Hungry Mind owner David Unowsky, who says he built his business in preparation for this sort of competition, includes among his offensive tactics more service, more author events, more bargains. “We do specialized market niches, community outreach, out-of-store events, author series, discounts,” Unowsky says. “When a Barnes &Noble moved in two blocks away, we picked 25 books each month, called them The Hungry Mind 25, discounted them at 25 percent. Trying to be like the chains, we’ll lose, because they can out-discount and out-advertise us. The chains are better at celebrity events. We do literary authors. No one has a poetry section like ours. We specialize in books for the helping professions, selling at conferences on death and dying, social work. This is a very important part of our business. We do two conferences a week, send someone with books. It results in solid sales plus publicity that money can’t buy. We cement ties with the community that chains can’t do.”
Elsewhere, storeowners cite newsletters, signings, performances, children’s events, reading groups, community centers, greater depth of inventory, a focus on regional authors, smarter staff, anything that will make them indispensable without distorting their first mission–getting books into people’s hands.
Many of the forward-thinking independents are giving the online world a shot. At this point, many view online selling as a way to expand service to existing customers rather than as a way to attract new ones. Here too passion may be a survival tool. The San Francisco based Booksmith, a 4,000-square-foot store insulated from the brunt of superstore competition by its location in the strongly individualistic Haight-Ashbury district, admits to deriving good value from its cyberstore. Web manager Thomas Gladysz spends full time on the site, posting information about the business and devising interest-group clusters that catch his fancy. Of the hundred or so pages he has devised, one is devoted to Polish fiction, another to signed books, and another to “flapper fiction.” Gladysz cultivates alliances with other websites as well, providing book resources for elder care and child care groups and for writer Kathy Acker, who lives in the neighborhood. “People come to the store and say, ‘I saw it on your website.’ That means they’re using the web to preshop. I wouldn’t have expected that,” he says. “You don’t make a ton of money, but it helps with sales, publicity, and marketing.”
The rare newcomer is greeted by gratitude mixed with incredulity. Kerry Slattery, manager of the fledgling Skylight Books, a 2,000-square-foot literary store in the Los Feliz section of Los Angeles, says customers ask, “You’re just selling books?” The store is owned by a group of 10, including some actors and an acting teacher who owns the building. “We don’t want to be all things to all people,” Slattery says. “We want to make our departments deeper and smarter.”

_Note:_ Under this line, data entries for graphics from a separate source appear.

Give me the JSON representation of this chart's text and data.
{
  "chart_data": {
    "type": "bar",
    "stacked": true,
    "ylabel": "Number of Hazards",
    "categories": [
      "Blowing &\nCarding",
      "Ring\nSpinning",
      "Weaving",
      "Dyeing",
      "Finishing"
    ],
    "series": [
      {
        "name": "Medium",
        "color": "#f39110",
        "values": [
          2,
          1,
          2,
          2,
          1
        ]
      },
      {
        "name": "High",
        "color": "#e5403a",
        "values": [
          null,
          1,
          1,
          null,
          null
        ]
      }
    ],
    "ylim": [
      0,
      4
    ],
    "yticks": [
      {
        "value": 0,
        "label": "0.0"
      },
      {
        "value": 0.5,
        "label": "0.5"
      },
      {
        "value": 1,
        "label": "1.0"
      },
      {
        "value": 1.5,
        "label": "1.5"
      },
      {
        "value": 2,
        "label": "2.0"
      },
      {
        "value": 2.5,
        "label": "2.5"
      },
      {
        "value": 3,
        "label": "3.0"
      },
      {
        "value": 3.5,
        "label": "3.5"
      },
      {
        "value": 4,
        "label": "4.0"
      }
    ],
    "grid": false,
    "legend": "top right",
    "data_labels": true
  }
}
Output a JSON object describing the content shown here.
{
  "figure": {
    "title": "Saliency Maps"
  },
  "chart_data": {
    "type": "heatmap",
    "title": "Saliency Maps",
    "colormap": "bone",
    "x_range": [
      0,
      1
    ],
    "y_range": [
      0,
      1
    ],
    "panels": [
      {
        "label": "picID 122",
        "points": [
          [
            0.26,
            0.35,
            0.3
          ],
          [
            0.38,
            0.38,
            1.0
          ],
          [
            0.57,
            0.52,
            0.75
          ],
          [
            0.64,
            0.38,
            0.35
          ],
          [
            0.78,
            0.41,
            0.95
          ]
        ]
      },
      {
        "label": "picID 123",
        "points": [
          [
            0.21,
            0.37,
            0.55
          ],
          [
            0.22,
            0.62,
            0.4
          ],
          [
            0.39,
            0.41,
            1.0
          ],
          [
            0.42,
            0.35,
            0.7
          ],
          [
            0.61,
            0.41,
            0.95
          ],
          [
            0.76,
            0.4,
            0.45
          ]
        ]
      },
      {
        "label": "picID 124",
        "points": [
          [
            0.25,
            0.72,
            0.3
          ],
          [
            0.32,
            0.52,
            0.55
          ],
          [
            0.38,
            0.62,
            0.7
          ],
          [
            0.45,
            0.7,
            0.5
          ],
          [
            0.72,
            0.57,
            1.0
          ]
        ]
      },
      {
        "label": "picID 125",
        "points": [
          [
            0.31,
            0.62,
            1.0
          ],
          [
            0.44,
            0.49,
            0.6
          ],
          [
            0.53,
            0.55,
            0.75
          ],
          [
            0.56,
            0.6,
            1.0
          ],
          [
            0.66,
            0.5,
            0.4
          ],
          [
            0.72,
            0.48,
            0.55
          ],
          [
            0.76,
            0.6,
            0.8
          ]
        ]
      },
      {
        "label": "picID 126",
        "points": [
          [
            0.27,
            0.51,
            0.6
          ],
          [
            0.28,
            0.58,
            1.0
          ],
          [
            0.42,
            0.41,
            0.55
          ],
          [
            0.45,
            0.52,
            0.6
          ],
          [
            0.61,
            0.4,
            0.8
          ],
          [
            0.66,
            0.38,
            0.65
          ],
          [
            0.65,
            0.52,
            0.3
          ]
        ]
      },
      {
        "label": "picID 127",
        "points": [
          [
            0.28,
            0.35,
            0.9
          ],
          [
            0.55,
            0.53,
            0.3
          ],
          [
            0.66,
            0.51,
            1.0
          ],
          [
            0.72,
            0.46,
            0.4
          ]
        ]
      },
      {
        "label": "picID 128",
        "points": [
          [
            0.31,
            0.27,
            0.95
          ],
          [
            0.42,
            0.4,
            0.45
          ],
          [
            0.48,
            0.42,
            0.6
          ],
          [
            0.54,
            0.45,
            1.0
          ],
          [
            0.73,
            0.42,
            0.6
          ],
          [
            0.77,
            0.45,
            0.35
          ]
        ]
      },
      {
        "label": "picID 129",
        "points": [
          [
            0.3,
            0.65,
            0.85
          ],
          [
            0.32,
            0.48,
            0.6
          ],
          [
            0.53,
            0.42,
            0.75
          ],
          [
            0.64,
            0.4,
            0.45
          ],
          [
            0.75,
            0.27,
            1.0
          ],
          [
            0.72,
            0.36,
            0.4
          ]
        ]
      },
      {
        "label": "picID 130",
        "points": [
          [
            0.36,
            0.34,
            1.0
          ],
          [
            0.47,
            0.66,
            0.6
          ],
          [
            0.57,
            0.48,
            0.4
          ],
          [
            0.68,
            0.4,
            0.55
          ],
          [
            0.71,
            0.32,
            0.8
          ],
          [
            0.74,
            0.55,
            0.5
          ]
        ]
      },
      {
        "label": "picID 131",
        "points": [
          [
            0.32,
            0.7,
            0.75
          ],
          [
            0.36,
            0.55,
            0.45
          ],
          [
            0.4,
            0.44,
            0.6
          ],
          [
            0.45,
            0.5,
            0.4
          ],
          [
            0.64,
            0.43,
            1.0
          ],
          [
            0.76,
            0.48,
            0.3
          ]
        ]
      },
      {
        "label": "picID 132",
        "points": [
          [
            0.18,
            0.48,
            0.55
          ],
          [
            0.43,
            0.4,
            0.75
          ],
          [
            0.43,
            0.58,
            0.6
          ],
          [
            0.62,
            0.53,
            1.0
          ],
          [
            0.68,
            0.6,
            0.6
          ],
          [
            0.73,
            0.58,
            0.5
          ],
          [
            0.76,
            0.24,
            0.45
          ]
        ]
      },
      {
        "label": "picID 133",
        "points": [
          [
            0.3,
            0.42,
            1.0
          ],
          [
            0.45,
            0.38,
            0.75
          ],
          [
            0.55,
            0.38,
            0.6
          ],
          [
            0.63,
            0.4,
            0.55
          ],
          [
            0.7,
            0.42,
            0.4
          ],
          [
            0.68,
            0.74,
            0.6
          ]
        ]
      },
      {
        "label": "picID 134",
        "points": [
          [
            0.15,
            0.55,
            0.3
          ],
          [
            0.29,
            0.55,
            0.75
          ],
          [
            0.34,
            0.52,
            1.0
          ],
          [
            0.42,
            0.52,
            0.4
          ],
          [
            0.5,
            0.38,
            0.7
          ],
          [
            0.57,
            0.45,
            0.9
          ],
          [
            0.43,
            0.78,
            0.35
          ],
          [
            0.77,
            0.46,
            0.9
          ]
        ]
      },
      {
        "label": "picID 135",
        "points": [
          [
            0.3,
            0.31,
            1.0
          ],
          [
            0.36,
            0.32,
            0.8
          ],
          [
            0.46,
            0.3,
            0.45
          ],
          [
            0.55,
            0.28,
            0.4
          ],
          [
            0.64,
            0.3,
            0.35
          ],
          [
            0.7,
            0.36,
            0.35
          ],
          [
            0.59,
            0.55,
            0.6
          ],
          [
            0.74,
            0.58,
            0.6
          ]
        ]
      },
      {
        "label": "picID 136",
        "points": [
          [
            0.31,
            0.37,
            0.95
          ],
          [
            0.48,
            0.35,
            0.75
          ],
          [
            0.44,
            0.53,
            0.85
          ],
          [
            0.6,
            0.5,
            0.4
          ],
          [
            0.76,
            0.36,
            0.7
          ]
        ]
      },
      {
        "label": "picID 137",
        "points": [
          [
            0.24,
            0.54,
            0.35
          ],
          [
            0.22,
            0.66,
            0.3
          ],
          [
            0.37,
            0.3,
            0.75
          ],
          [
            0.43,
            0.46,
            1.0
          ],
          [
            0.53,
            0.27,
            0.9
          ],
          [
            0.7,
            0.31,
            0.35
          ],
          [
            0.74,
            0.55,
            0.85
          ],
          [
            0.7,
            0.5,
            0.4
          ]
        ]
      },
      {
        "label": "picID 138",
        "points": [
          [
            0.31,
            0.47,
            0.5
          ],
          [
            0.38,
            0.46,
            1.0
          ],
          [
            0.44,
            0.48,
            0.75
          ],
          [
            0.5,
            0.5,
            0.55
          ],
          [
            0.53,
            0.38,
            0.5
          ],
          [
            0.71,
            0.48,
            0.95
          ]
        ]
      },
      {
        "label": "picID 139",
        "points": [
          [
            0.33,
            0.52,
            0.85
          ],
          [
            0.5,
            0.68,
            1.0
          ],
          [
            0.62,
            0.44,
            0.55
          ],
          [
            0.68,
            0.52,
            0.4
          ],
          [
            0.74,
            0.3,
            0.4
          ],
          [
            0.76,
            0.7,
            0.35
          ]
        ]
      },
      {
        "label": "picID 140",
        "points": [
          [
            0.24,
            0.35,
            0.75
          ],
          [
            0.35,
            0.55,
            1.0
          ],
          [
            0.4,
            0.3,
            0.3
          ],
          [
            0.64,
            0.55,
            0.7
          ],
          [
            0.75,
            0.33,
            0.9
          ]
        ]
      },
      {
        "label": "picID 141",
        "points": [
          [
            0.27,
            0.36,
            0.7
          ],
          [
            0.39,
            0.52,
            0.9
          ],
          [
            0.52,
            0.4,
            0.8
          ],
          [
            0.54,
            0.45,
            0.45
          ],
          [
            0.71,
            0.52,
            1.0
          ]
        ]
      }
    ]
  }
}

How to translate that commitment into retail terms is the task that the independents face every day of their work lives. Dan Cullen, editor of the trade magazine American Bookseller, recently advised indies to consider themselves personal information managers rather than tradespeople. In his view, the true role for the bookstore of the future, and the key to its survival, is as a source of continuous, in-depth, one-on-one dialogue with its customers. In this vision of bookseller as social director, stores must reach out via e-mail, the web, customer databases, and whatever other resources they can cultivate to discover what valued customers want to read and whether they’d like to meet other people interested in the same subjects. With 50,000 titles published annually in the United States, we need help moving through the thicket from a partner who cares enough to keep our intellectual and other needs in mind, someone whose job is to serve us. We have money managers for our money–why not information managers for our minds? Stranger things have been dreamed of.